Data Driven Prognostics of Milling Tool Wear :A Machine Learning Approach

Abstract

Tool wear in a milling process affects the finished product's overall quality, which results in rejection. With an increase in tool wear, cutting power decreases that affects the load on the machine. This results in damage of the equipment. Conventional manufacturing system lacks the way of forecasting the tool wear and its effects. Machine Learning (ML) model-based techniques with data-driven prognostics convert conventional manufacturing systems into smart manufacturing systems. This research paper focuses on the comparison of data-driven predictive models that predict tool wear based on the analysis of various sensor signals.
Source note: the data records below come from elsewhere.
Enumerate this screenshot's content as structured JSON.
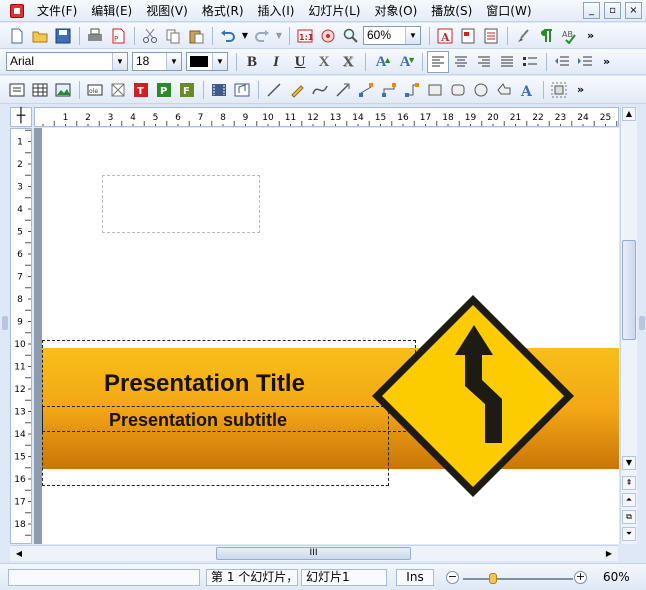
{
  "menu": [
    "文件(F)",
    "编辑(E)",
    "视图(V)",
    "格式(R)",
    "插入(I)",
    "幻灯片(L)",
    "对象(O)",
    "播放(S)",
    "窗口(W)"
  ],
  "window_buttons": [
    "_",
    "▫",
    "×"
  ],
  "toolbar1": {
    "zoom_value": "60%",
    "icons": [
      "new-icon",
      "open-icon",
      "save-icon",
      "print-icon",
      "pdf-icon",
      "cut-icon",
      "copy-icon",
      "paste-icon",
      "undo-icon",
      "redo-icon",
      "actual-size-icon",
      "zoom-icon",
      "zoom-search-icon",
      "text-color-icon",
      "page-icon",
      "list-icon",
      "brush-icon",
      "paragraph-mark-icon",
      "spellcheck-icon"
    ],
    "more": "»"
  },
  "toolbar2": {
    "font_name": "Arial",
    "font_size": "18",
    "bold": "B",
    "italic": "I",
    "underline": "U",
    "strike": "X",
    "shadow": "X",
    "grow": "A",
    "shrink": "A",
    "more": "»"
  },
  "toolbar3": {
    "icons": [
      "textbox-icon",
      "table-icon",
      "image-icon",
      "ole-icon",
      "frame-icon",
      "title-placeholder-icon",
      "placeholder-p-icon",
      "placeholder-f-icon",
      "film-icon",
      "audio-icon",
      "line-icon",
      "pencil-icon",
      "curve-icon",
      "arrow-icon",
      "connector-icon",
      "connector2-icon",
      "elbow-connector-icon",
      "rectangle-icon",
      "rounded-rect-icon",
      "ellipse-icon",
      "shape-icon",
      "wordart-icon",
      "group-icon"
    ],
    "more": "»"
  },
  "ruler": {
    "corner": "┼",
    "h_numbers": [
      "1",
      "2",
      "3",
      "4",
      "5",
      "6",
      "7",
      "8",
      "9",
      "10",
      "11",
      "12",
      "13",
      "14",
      "15",
      "16",
      "17",
      "18",
      "19",
      "20",
      "21",
      "22",
      "23",
      "24",
      "25"
    ],
    "v_numbers": [
      "1",
      "2",
      "3",
      "4",
      "5",
      "6",
      "7",
      "8",
      "9",
      "10",
      "11",
      "12",
      "13",
      "14",
      "15",
      "16",
      "17",
      "18"
    ]
  },
  "slide": {
    "title": "Presentation Title",
    "subtitle": "Presentation subtitle"
  },
  "scrollbar": {
    "thumb_grip": "III"
  },
  "status": {
    "slide_info": "第 1 个幻灯片，",
    "slide_name": "幻灯片1",
    "insert_mode": "Ins",
    "zoom": "60%",
    "zoom_level": 0.6
  },
  "colors": {
    "band_top": "#f7bf18",
    "band_bottom": "#c97507",
    "sign_yellow": "#fdcc00",
    "sign_border": "#1e1a14"
  }
}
In this study, eight algorithms such as Linear Regression (LR), Support Vector Regression (SVR), Naïve Bayesian (NB), Gradient Boost (GB), XG Boost (XGB), CatBoost (CB), Random Forest Regression (RFR), and Artificial Neural Network (ANN) are applied and compared their performance evaluation. The comparative study of regression algorithms provides an overview of tool wear prediction. Evaluation metrics chosen show conclusive evidence that the ANN model performs better than other models. The obtained predictive performance of the ANN model outperforms the existing models reported in the literature. The proposed ANN model for tool wear prediction uses the sensor information and exposes hidden patterns that completely fit the dataset.